Si je ne devais garder qu'un album de lowercase, ça serait soit "Un peu de neige salie," soit "The Golden Boat" de Keith Berry, un album au son étonnamment chaud pour un genre pourtant aussi froid et clinique, qui utilise des drones et plusieurs instruments à cordes (notamment un biwa) sur des compositions qui oscillent joliment entre calme et passages troubles. "The Ear That Was Sold to a Fish," du même artiste, est également excellent (plus proche de l'ambient et avec moins de hautes fréquences).
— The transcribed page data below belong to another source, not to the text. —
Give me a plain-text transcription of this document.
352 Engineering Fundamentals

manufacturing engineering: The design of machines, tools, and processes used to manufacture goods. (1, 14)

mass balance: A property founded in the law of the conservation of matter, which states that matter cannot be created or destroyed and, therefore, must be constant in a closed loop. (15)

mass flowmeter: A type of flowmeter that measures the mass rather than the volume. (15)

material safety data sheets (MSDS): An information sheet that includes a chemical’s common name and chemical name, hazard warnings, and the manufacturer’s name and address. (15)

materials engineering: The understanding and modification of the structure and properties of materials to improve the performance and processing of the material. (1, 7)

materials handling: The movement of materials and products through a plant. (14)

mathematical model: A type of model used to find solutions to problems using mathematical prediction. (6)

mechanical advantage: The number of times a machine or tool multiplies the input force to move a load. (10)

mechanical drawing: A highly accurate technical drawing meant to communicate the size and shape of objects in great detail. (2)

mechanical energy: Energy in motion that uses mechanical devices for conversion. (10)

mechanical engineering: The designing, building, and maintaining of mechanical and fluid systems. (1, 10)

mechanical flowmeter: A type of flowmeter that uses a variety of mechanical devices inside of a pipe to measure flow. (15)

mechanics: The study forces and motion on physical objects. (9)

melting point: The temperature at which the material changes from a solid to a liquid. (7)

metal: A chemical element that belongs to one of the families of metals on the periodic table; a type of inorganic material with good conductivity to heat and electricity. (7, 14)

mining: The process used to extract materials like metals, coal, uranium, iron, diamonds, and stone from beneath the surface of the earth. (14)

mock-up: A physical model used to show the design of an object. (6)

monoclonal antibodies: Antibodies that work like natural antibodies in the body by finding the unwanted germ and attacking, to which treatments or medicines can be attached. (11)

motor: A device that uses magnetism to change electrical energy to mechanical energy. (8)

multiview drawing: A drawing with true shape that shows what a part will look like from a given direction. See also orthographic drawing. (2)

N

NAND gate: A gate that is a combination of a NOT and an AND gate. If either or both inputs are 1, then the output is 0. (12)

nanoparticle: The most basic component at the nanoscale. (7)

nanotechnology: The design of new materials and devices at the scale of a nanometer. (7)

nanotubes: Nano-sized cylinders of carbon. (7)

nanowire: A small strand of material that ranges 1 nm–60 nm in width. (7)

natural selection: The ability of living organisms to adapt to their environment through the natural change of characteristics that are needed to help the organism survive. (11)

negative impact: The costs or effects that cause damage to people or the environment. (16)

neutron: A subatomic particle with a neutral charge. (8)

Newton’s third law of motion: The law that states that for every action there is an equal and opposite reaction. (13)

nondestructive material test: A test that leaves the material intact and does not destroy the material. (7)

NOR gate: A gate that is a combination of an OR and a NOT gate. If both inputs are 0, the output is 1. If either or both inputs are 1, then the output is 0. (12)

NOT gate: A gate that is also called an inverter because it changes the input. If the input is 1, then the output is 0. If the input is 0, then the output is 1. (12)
Maintenant, soyons honnêtes : la lowercase n'est pas un genre de musique que l'on écoute tous les jours. Même les artistes que j'ai cités ne font pas toujours dans le minimalisme extrême et s'en éloignent parfois ("The Radio" de Roden est à mon avis l'un des tous meilleurs disques de l'artiste, et contient chant et mélodie). Le minimalisme extrême, forcément, ça limite les possibilités. Pourtant, la lowercase music est un genre non seulement intéressant et avec sa propre beauté (si on y est sensible), mais qui peut vraiment changer la façon qu'on a de percevoir la musique ; si vous avez de la patience et que vous aimez sortir des sentiers battus, je vous encourage à y jeter une oreille !


lamuya-zimina


(*) Si vous voulez savoir, ces instructions se trouvent respectivement dans les livrets de "Plague Mass" de Diamanda Galás, des deux albums de Khanate et de "Terrifyer" de Pig Destroyer. De bons albums, d'ailleurs, même si je ne les écoute que rarement (et, dans le cas de "Terrifyer," quasiment jamais jusqu'au bout).